A Unified Field Theory
A summary of the Unified Field Theory
INDEX
Momentum, Acceleration, and Velocity and Space Craft Design: A Thought Experiment
John set out to explore the galaxy in humanity’s newest high tech space craft, the gamma ray burst drive, powered by pure energy in the form of bursts of gamma waves.
With each release of a high energy gamma wave, the emitting atom would receive a little kick back from that gamma ray, and that kick back would be transmitted all down the line, pushing John’s high tech space craft forward a fraction of an atom width at a time. The energy from each kickback would be stored by all the atoms in line, and they would gain more and more energy with each they received. The atoms in John’s high tech space craft were gaining and then conserving momentum.
As the velocity of John’s space craft increased, so did his conserved momentum, and the amount of gamma ray power required to move the increasing mass of his ship grew and grew in size as it became harder and harder to accelerate the increasingly heavy craft through space.
As John began to approach relativistic velocities, his space ship began to length contract, getting skinnier and skinnier, while his energy requirements became just enormous because of the growing massiveness caused by all that conserved momentum.

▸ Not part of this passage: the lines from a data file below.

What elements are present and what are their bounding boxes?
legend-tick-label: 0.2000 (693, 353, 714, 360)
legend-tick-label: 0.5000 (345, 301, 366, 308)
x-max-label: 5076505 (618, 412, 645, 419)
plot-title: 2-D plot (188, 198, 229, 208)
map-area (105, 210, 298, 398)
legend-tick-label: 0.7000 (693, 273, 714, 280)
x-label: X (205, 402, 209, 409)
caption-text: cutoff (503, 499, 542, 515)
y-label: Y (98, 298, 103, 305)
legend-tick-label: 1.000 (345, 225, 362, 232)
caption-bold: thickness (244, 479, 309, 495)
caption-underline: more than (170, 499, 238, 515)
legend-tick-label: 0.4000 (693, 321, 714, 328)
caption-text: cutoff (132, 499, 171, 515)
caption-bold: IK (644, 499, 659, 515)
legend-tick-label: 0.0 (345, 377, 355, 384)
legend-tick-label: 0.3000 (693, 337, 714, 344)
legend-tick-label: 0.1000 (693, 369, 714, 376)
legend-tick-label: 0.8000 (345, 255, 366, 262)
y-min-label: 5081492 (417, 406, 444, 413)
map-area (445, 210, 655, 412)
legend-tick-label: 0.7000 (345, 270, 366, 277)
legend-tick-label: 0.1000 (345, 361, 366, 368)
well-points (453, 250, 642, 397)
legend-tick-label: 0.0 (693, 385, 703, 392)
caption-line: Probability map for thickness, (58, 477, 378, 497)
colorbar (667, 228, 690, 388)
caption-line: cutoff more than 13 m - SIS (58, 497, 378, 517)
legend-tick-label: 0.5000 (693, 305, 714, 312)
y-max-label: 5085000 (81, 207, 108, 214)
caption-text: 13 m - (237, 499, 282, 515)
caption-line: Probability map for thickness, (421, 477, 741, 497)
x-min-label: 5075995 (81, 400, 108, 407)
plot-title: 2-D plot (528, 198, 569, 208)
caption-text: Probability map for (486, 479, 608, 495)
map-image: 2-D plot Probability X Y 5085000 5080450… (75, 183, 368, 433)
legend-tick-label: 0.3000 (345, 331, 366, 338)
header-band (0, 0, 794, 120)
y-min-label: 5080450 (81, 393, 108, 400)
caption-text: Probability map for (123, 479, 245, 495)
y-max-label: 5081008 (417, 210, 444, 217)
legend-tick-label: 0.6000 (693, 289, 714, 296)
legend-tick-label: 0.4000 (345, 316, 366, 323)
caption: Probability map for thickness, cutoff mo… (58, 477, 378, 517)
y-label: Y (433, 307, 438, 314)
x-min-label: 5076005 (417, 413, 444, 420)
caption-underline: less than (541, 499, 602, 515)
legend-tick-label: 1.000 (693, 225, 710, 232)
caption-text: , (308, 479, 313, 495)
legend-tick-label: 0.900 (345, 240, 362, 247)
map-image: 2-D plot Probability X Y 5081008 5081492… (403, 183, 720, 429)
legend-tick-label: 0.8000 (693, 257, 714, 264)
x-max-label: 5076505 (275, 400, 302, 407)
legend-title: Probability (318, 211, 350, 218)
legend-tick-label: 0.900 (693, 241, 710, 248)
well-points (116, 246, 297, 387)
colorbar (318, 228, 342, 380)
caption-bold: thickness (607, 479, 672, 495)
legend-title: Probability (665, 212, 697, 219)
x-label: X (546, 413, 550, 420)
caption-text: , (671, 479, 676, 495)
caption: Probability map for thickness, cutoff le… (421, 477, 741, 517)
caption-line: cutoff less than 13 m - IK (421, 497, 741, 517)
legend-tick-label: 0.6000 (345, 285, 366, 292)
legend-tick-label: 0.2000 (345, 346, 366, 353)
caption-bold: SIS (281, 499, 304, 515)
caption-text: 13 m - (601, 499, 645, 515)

As John’s craft approached light speed, it shrunk down to the width of a piece of paper while his energy requirements became almost infinite. John was losing his three dimensional shape, and had almost become a two dimensional flat surface. The only thing preventing this was that the last kick his space craft would need to reach light speeds and exit the three dimensional universe would require infinite energy, and John did not have that much fuel in his tank.

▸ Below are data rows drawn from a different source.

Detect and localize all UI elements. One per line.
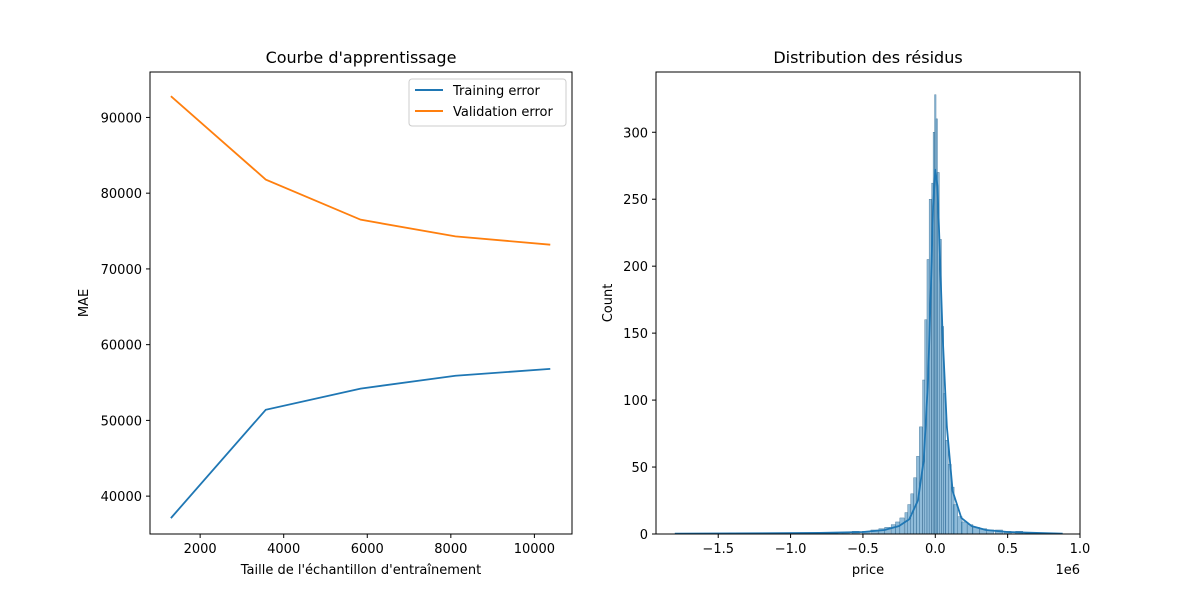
histogram-bar bbox=[890, 524, 896, 535]
learning-curve-chart: Courbe d'apprentissage 2000 4000 6000 8000 1… bbox=[77, 48, 573, 578]
residuals-histogram-chart: Distribution des résidus −1.5 −1.0 −0.5 0.0… bbox=[601, 48, 1090, 578]
x-tick-label: −1.5 bbox=[702, 542, 734, 557]
x-tick-label: 0.5 bbox=[997, 542, 1018, 557]
plot-frame bbox=[149, 71, 573, 535]
histogram-bar bbox=[953, 504, 958, 535]
x-tick-label: 6000 bbox=[351, 542, 384, 557]
x-tick-label: 1.0 bbox=[1070, 542, 1091, 557]
kde-curve bbox=[674, 168, 1063, 535]
histogram-bar bbox=[945, 440, 949, 535]
y-tick-label: 80000 bbox=[101, 187, 142, 202]
chart-title: Distribution des résidus bbox=[773, 48, 962, 67]
x-tick-label: 10000 bbox=[514, 542, 555, 557]
x-tick-label: 2000 bbox=[184, 542, 217, 557]
x-axis-label: price bbox=[852, 563, 884, 578]
legend: Training error Validation error bbox=[408, 78, 567, 127]
x-tick-label: 8000 bbox=[434, 542, 467, 557]
x-tick-label: 4000 bbox=[267, 542, 300, 557]
y-tick-label: 50000 bbox=[101, 414, 142, 429]
legend-label-validation: Validation error bbox=[453, 105, 553, 120]
histogram-bar bbox=[895, 521, 901, 535]
histogram-bar bbox=[961, 521, 968, 535]
y-tick-label: 90000 bbox=[101, 111, 142, 126]
y-tick-label: 250 bbox=[623, 193, 648, 208]
y-tick-label: 300 bbox=[623, 126, 648, 141]
x-tick-label: 0.0 bbox=[925, 542, 946, 557]
histogram-bar bbox=[904, 512, 908, 535]
histogram-bar bbox=[934, 94, 937, 535]
chart-title: Courbe d'apprentissage bbox=[266, 48, 457, 67]
plot-frame bbox=[655, 71, 1081, 535]
y-tick-label: 100 bbox=[623, 394, 648, 409]
legend-box bbox=[408, 78, 567, 127]
legend-label-training: Training error bbox=[452, 84, 541, 99]
series-line-validation-error bbox=[170, 95, 551, 246]
y-tick-label: 150 bbox=[623, 327, 648, 342]
y-axis-label: MAE bbox=[77, 289, 92, 317]
x-axis-offset-label: 1e6 bbox=[1055, 563, 1080, 578]
x-tick-label: −0.5 bbox=[847, 542, 879, 557]
y-tick-label: 0 bbox=[640, 528, 648, 543]
y-tick-label: 40000 bbox=[101, 490, 142, 505]
y-tick-label: 60000 bbox=[101, 339, 142, 354]
y-tick-label: 70000 bbox=[101, 263, 142, 278]
histogram-bar bbox=[928, 199, 932, 535]
series-line-training-error bbox=[170, 367, 551, 519]
x-tick-label: −1.0 bbox=[775, 542, 807, 557]
y-tick-label: 50 bbox=[631, 461, 648, 476]
y-axis-label: Count bbox=[601, 284, 616, 323]
y-tick-label: 200 bbox=[623, 260, 648, 275]
x-axis-label: Taille de l'échantillon d'entraînement bbox=[240, 563, 481, 578]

After some deliberations, the Space Fleet Council decided that this whole business of conserving momentum in space craft was to expensive given the amount of energy that it consumed. The decision was made to design and test a brand new space craft design.
The new design called for the installation of dark energy holes in the space craft, so that all the extra momentum added to both John and to his space craft would be sucked down that energy hole, and then recycled and used to power John’s engines instead of being stored as momentum and causing John and his craft to gain a gazillion kilotons in extra mass during acceleration.
The Law of the Conservation of Momentum
There is this law of the universe called the Law of the Conservation of Momentum, and it is a very good law. A planet in orbit around some star, such as the earth, has a bunch of that stored momentum in every atom on the planet, which is good, because without that stored momentum no planet would long remain in orbit around any star.
Conservation of momentum is also a handy thing to have around the house, so that when you put down a fork, you don’t have that fork floating up into the air and then bouncing around the kitchen, and you also don’t have the cups and saucers refusing to sit on shelves in your kitchen cupboards.
Yes, that Law of the Conservation of Momentum is a very good law when it is applied to the natural world, but it sure seems like a lousy way to be thinking about designing a space craft, when you consider just how much fuel it would require to accelerate some space craft when that space craft was storing a bunch of that useless momentum.
Now the law of the Conservation of Energy, that law you cannot break, but it would seem to me that the other one, the one about ‘Conserving Momentum, that one you can break, provided that you remember not to break the first law which cannot be broken.
The only way that someone could convince me that conserving some of that momentum in a space ship is a real good idea is if someone could convince me that once a space craft is coasting through empty space there would be some reason a space craft would need ‘conserved momentum’ in order to maintain velocity. Remember this is a void, empty space, and big nothing, and there really doesn’t seem to be anything to stop a person from coasting along through a big nothing. Now if there was a magnetic gravitational field around the area, and you don’t have any of that ‘conserved momentum’ I can see how that would make you a sitting duck, but then you can deal with that problem with constant acceleration. A little math would determine whether it is cheaper, as far as burning energy goes, to continuously accelerate a space craft through some magnetic hole or to burn energy conserving momentum in that space craft so that you would have the extra hefty mass to just glide right by some magnetic hole with the engines off.